EUR/USD jumped from a two-day low near 1.0850 towards 1.0900 fueled by a broad decline in the dollar following US inflation data. EUR/USD climbed to 1.0903, marking a new high for the day.
The dollar weakened across the board and turned negative after inflation figures and a sharp drop in Treasury yields.
The US consumer price index in March rose 1.2% in line with expectations and the annual rate went from 7.9% to 8.5%, the highest level since December 1981.
The 10-year rate on the Treasury bond went from a maximum in years to 2.71% and the 30-year rate fell to 2.77%. This sharp decline boosted metals and weakened the dollar.
Although the data was in line with expectations, it may have been followed by a “buy on the rumor, sell on the news” behavior in the market.
EUR/USD is trading around 1.0890 prior to the US open, supported by dollar weakness.
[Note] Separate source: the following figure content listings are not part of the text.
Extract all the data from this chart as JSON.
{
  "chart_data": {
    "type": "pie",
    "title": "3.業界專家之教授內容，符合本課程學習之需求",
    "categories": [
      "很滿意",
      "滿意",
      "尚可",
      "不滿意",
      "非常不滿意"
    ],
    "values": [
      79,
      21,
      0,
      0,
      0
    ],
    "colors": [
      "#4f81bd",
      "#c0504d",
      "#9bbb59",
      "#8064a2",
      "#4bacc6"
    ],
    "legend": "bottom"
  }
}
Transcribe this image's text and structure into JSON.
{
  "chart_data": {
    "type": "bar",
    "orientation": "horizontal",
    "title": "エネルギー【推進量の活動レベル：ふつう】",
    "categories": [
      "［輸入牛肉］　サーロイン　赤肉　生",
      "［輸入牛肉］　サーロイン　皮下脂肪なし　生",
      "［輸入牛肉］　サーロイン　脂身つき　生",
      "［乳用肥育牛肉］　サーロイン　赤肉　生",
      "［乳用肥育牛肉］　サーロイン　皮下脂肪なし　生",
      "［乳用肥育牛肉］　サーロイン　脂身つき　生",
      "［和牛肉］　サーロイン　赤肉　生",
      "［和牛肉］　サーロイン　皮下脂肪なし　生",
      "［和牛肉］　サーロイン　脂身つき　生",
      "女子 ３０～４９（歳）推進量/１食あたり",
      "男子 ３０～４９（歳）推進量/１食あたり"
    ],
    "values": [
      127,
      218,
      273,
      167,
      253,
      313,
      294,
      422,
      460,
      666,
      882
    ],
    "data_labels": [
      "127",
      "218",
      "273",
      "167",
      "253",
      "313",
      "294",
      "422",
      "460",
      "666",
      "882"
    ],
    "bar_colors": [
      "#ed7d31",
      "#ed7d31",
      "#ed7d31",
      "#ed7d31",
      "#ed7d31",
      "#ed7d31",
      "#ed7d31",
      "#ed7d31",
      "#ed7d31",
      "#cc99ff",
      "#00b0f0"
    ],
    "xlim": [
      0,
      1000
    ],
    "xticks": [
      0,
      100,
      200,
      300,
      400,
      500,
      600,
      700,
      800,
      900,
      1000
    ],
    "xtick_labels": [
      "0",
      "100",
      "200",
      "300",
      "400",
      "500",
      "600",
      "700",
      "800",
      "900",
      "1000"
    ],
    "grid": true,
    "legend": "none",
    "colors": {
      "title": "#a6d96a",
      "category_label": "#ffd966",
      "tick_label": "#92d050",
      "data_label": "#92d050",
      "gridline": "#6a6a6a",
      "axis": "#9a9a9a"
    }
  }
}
DXY is down 0.12%, snapping a streak of eight straight daily gains.
If the advance is extended, the resistance to break the EUR/USD is at 1.0935/40, which contained the advances in the last days. Above, the euro could gain momentum, targeting 1.0960 first. In the opposite direction, a pullback below 1.0870 (20-hour moving average) could further weaken the common currency, exposing critical support at 1.0850.